Голова старосты затряслась, что-то захрустело, из темного рта вывалился длинный язык и повис тряпкой. Волосы на темени зашевелились, меж ними мелькнула блестящая палка в палец толщиной. Волосатая, суставчатая, с крючком на конце, она более всего напоминала… паучью лапу.
Афанасий не верил своим глазам. С замиранием сердца он следил, как над головой старосты расцветает веер новых лап, а следом появляется огромная волосатая морда.
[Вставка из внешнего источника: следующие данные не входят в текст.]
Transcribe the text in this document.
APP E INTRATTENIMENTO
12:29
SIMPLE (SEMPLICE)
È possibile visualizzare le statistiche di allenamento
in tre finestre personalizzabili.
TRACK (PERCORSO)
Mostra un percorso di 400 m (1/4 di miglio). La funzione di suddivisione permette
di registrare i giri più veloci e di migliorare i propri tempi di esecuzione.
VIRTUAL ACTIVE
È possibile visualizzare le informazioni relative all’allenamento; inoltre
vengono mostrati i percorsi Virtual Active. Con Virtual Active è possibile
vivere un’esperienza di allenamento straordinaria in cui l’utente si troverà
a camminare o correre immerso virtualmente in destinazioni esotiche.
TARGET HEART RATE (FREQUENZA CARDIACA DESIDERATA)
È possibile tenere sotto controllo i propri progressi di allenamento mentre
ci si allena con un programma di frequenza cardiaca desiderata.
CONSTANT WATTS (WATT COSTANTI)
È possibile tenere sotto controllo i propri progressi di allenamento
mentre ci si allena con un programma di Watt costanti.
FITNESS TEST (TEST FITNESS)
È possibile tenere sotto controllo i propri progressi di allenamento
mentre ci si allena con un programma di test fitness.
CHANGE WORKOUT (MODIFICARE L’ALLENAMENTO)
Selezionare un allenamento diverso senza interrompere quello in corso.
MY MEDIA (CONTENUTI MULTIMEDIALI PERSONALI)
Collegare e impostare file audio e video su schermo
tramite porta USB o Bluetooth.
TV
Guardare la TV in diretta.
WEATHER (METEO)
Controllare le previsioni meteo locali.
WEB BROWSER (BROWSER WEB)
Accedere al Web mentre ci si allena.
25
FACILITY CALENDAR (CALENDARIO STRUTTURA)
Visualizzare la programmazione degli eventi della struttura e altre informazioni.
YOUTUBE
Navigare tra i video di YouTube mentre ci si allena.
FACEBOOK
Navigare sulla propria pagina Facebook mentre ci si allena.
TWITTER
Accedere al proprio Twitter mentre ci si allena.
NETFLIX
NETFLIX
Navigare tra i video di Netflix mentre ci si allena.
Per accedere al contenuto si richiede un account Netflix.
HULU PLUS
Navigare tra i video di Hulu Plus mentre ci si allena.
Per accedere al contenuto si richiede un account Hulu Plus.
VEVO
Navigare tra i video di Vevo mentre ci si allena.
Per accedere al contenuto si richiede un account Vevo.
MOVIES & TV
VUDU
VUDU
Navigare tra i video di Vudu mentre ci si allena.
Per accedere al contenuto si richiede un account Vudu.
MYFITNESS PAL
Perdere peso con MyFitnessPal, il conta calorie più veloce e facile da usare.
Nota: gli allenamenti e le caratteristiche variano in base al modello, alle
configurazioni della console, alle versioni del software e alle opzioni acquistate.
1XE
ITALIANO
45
Животное внимательно посмотрело на остолбеневшего купца черными бусинками немигающих глаз, угрожающе подняло передние лапы, разверзло огромные челюсти и пронзительно запищало. Оно не собиралось нападать, просто отпугивало от своей добычи. И не только от своей. Через мгновение около тела копошилась уже чуть ли не дюжина пауков. Огромных. Размером с мелкую шавку. Волосатых. Длинноногих. Они наскакивали, вцеплялись могучими челюстями в одежду, рвали ткань, как палые листья, и отхватывали от тела огромные куски.
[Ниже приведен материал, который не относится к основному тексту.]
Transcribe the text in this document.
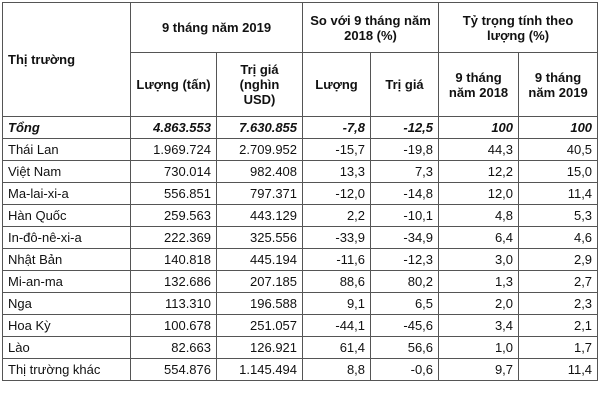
Thị trường	9 tháng năm 2019		So với 9 tháng năm 2018 (%)		Tỷ trọng tính theo lượng (%)	
	Lượng (tấn)	Trị giá (nghìn USD)	Lượng	Trị giá	9 tháng năm 2018	9 tháng năm 2019
Tổng	4.863.553	7.630.855	-7,8	-12,5	100	100
Thái Lan	1.969.724	2.709.952	-15,7	-19,8	44,3	40,5
Việt Nam	730.014	982.408	13,3	7,3	12,2	15,0
Ma-lai-xi-a	556.851	797.371	-12,0	-14,8	12,0	11,4
Hàn Quốc	259.563	443.129	2,2	-10,1	4,8	5,3
In-đô-nê-xi-a	222.369	325.556	-33,9	-34,9	6,4	4,6
Nhật Bản	140.818	445.194	-11,6	-12,3	3,0	2,9
Mi-an-ma	132.686	207.185	88,6	80,2	1,3	2,7
Nga	113.310	196.588	9,1	6,5	2,0	2,3
Hoa Kỳ	100.678	251.057	-44,1	-45,6	3,4	2,1
Lào	82.663	126.921	61,4	56,6	1,0	1,7
Thị trường khác	554.876	1.145.494	8,8	-0,6	9,7	11,4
Теперь понятно, почему староста говорил ему остерегаться сольпуг. Видел он этих пауков в низовьях Волги, но там они были в вершок, может, полтора длиной. Их челюсти могли разве что прокусить кожу, но яда не содержали, а эти… От таких чудовищ-переростков можно ждать чего угодно. Кто знает их аппетиты? Наедятся ли они старостой или, обглодав его до костей, примутся за Афанасия? За свеженького. Словно в ответ на его мысли, по песку зашуршали когтистые лапы, неразличимые в наступивших сумерках.
Кинутся? Нет? Вроде обошлось. Но выбираться отсюда надо, чем быстрее, тем лучше. Афанасий, стараясь не обращать на пауков внимания, принялся сваливать песок себе под ноги. Мало-помалу голова его поднялась над краем ямы, постепенно стали вылезать и плечи. Кузнец не оглядывался, но слышал, как смачное чавканье сменилось сухим треском друг об друга паучьих панцирей. Значит, от старосты осталось совсем мало, еще немного — и самые хлипкие пауки, отлученные от кормушки, направятся искать себе новое пропитание. И тогда уж купцу точно несдобровать.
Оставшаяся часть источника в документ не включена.